Closed
Description
Shows up whenver you have multiple blocks of the same type in a dataframe.
Int example:
In [1]: a = pd.Series([1,2,3])
In [2]: b = pd.Series([4,5,6])
In [3]: df1 = pd.DataFrame({'a': a, 'b': b})
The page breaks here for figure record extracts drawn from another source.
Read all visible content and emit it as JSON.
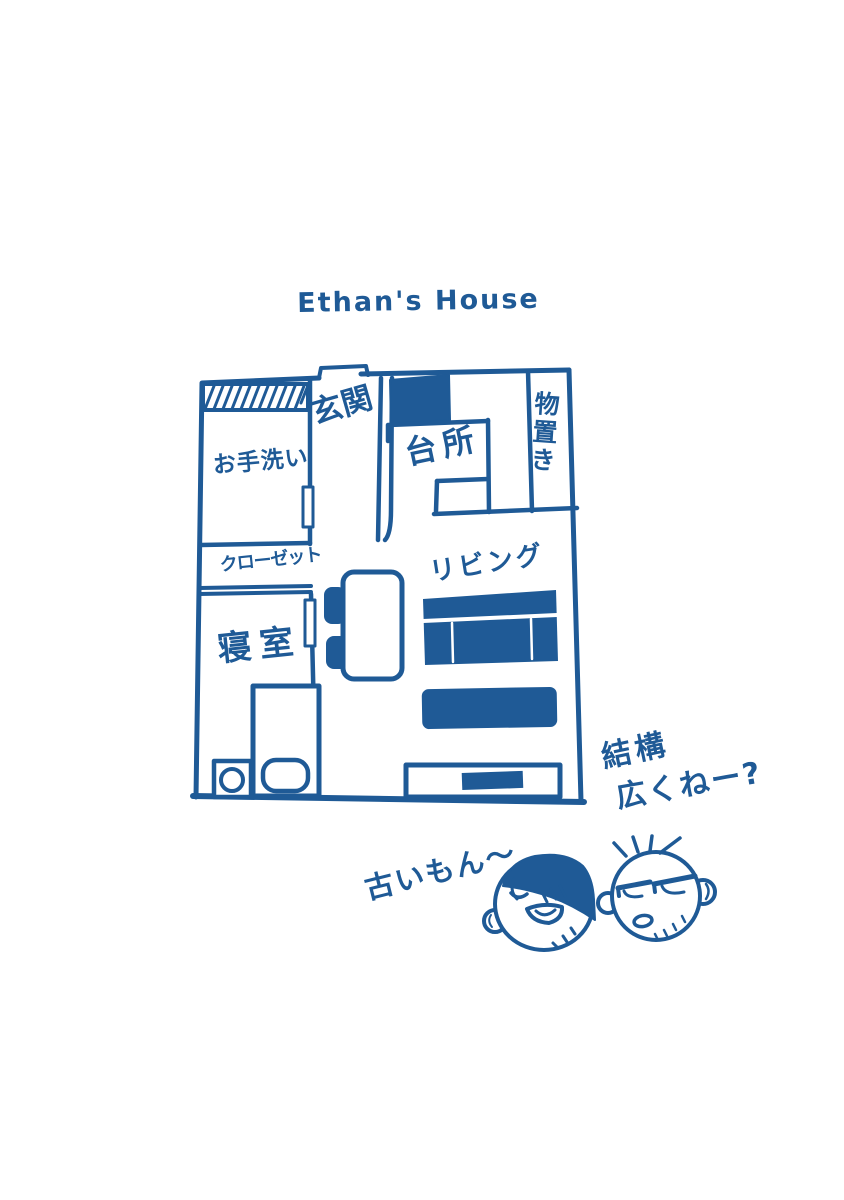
{
  "canvas": {
    "background": "#ffffff",
    "ink": "#1f5a96"
  },
  "title": "Ethan's House",
  "floor_plan": {
    "rooms": {
      "entrance": {
        "label": "玄関"
      },
      "toilet": {
        "label": "お手洗い"
      },
      "closet": {
        "label": "クローゼット"
      },
      "bedroom": {
        "label": "寝室"
      },
      "kitchen": {
        "label": "台所"
      },
      "storage": {
        "label": "物置き"
      },
      "living": {
        "label": "リビング"
      }
    }
  },
  "comments": {
    "spacious_line1": "結構",
    "spacious_line2": "広くねー?",
    "old_reply": "古いもん〜"
  },
  "characters": {
    "left_face": "tongue-out-face",
    "right_face": "unimpressed-face"
  }
}
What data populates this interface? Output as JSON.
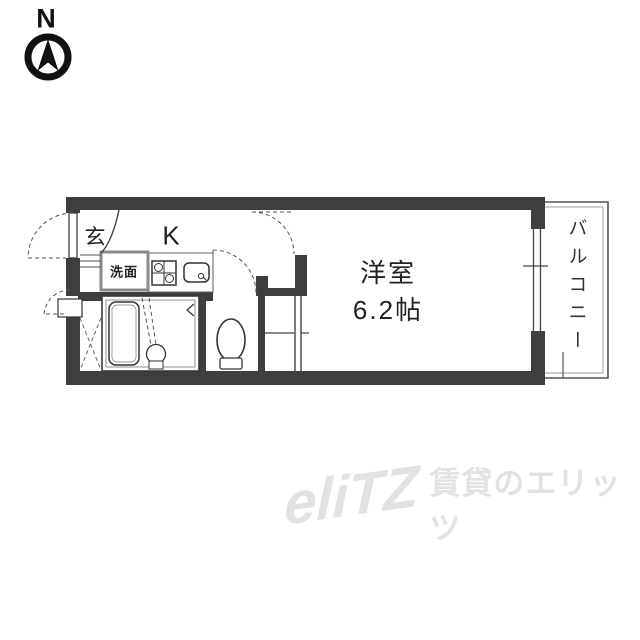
{
  "compass": {
    "label": "N",
    "icon": "north-arrow-icon"
  },
  "plan": {
    "entrance_label": "玄",
    "kitchen_label": "K",
    "washbasin_label": "洗面",
    "main_room": {
      "name": "洋室",
      "size": "6.2帖"
    },
    "balcony_label": "バルコニー",
    "icons": [
      "bathtub-icon",
      "toilet-icon",
      "wash-basin-icon",
      "gas-stove-icon",
      "kitchen-sink-icon",
      "door-swing-arc",
      "entrance-step-lines",
      "storage-x-mark",
      "window-lines"
    ]
  },
  "watermark": {
    "logo": "eliTZ",
    "text": "賃貸のエリッツ"
  },
  "colors": {
    "wall": "#3e3e3e",
    "line": "#3a3a3a",
    "light_line": "#8a8a8a",
    "watermark": "#e2e2e2",
    "text": "#222222"
  }
}
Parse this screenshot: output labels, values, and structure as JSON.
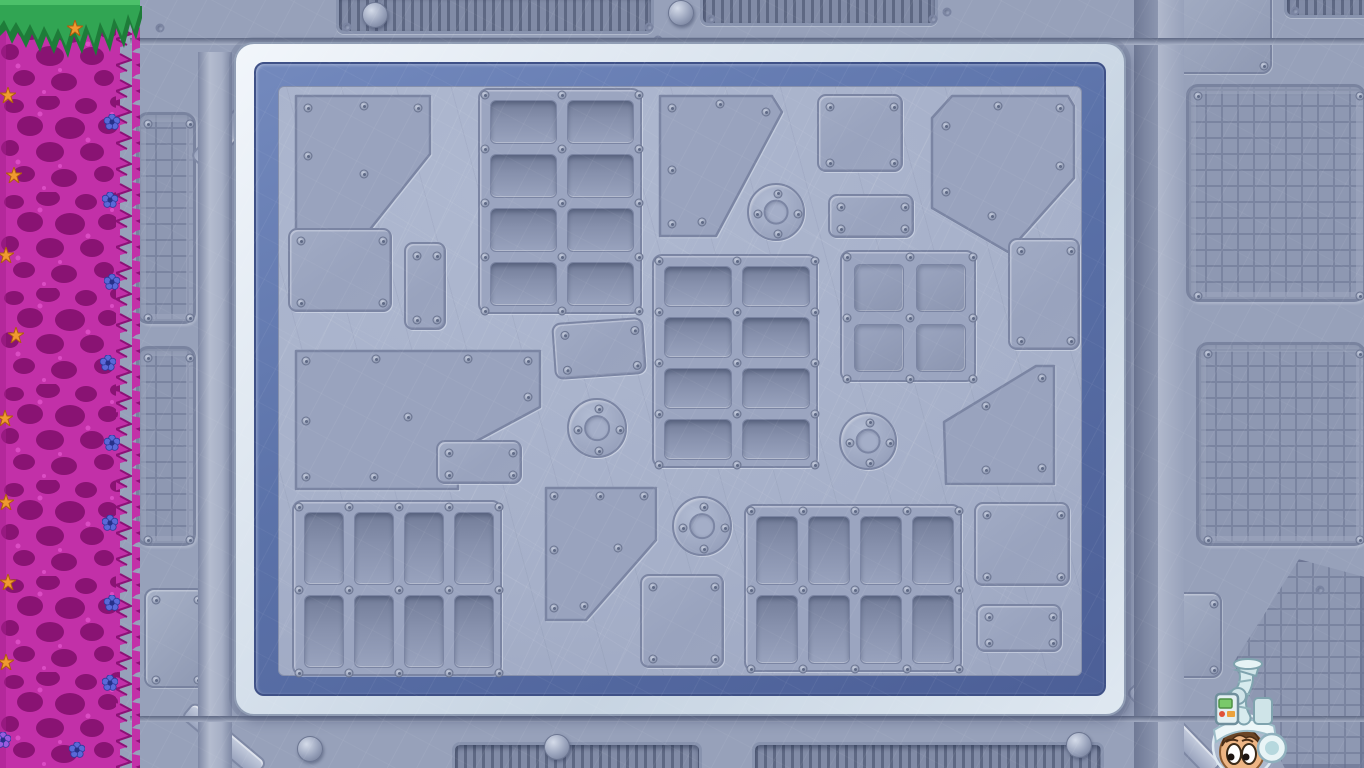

In [4]: df2 = pd.DataFrame({'a': a}).assign(b=b)
In [5]: df1._data.blocks
Out[5]: (IntBlock: slice(0, 2, 1), 2 x 3, dtype: int64,)
In [6]: df2._data.blocks
Out[6]:
(IntBlock: slice(0, 1, 1), 1 x 3, dtype: int64,
IntBlock: slice(1, 2, 1), 1 x 3, dtype: int64)
In [7]: df1
Out[7]:
a b
0 1 4
1 2 5
2 3 6
In [8]: df2
Out[8]:
a b
0 1 4
1 2 5
2 3 6
In [9]: df1.shift(1, axis=1)
Out[9]:
a b
0 NaN 1
1 NaN 2
2 NaN 3
In [10]: df2.shift(1, axis=1)
Out[10]:
a b
0 NaN NaN
1 NaN NaN
2 NaN NaN
Or with different data types:
In [2]: df = pd.DataFrame({'a': [1,2,3], 'b': ['A', 'B', 'C']})
In [3]: df
Out[3]:
a b
0 1 A
1 2 B
2 3 C
In [4]: df.shift(1, axis=1)
Out[4]:
a b
0 NaN NaN
1 NaN NaN
2 NaN NaN
I expect a similar issue pops up with panels and ndframes when shifting across the axis where dtypes can change.
Perhaps this can be fixed by having shift move the column labels rather than the data here?